Женщины, наверное, просто млеют от его голоса, — завистливо подумал я. Буду, как велено, держать себя вежливо и высокомерно, чтобы было понятно, кто тут главный. Определившись с тактикой, я небрежно поинтересовался:
— А что, у нас было какое-то недоразумение?
— Ну, как же, вас задержали без объяснения причины, о чем я очень сожалею. — Самое время поставить его на место, решил я, и спесивым голосом провещал:
— Человек, который хочет извиниться, так и говорит «простите меня». А свои «извиняюсь» и «сожалею» приберегите для прислуги. — Я на секунду задумался, и неожиданно для себя добавил, — до вас еще не дошло, кто здесь хозяин, а кто прислуга?

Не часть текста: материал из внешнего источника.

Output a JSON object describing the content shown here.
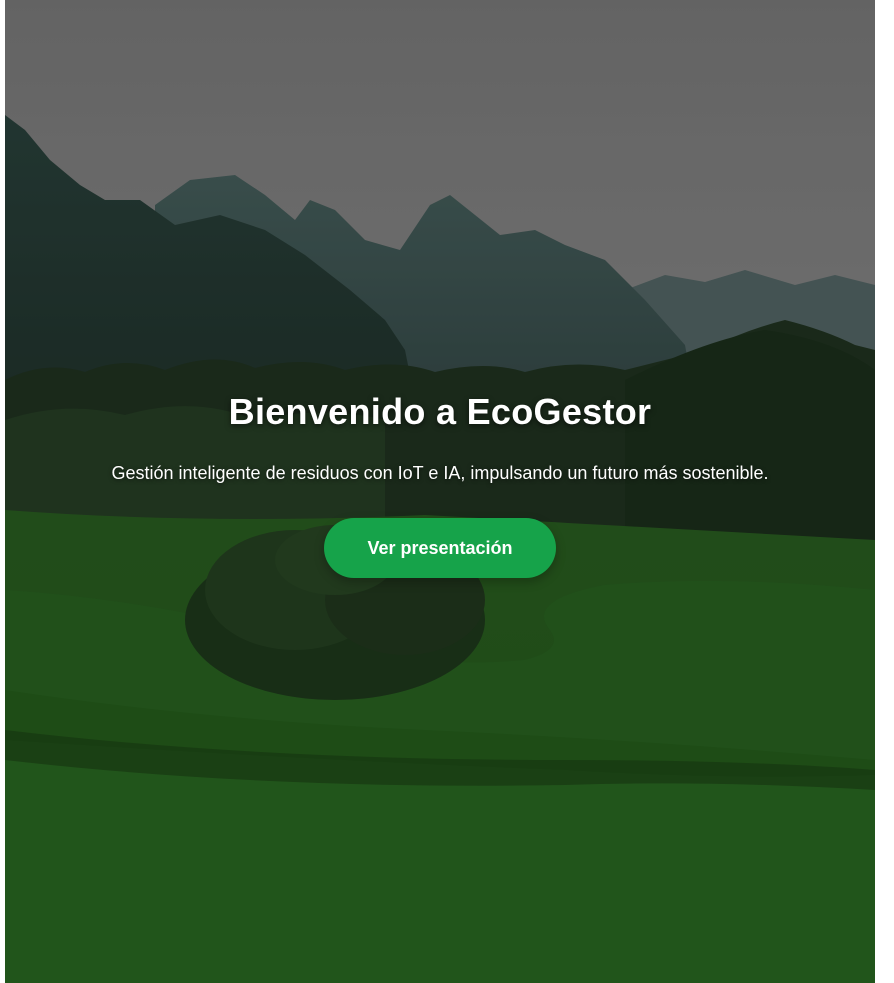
{
  "hero": {
    "title": "Bienvenido a EcoGestor",
    "subtitle": "Gestión inteligente de residuos con IoT e IA, impulsando un futuro más sostenible.",
    "cta_label": "Ver presentación",
    "background_image": "landscape-mountains-rice-fields",
    "colors": {
      "cta_background": "#16a34a",
      "text": "#ffffff"
    }
  }
}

Лицо человечка дернулось, как от пощечины, маленькие глазки злобно сощурились, а бархатистый бас сменился змеиным шипением:
— Кажется, вы приняли мою мягкость за слабость? Решили показать зубы? Если вы еще раз позволите себе обратиться ко мне в таком тоне, мы с вами тут же всё закончим. Вы не понимаете, с кем разговариваете!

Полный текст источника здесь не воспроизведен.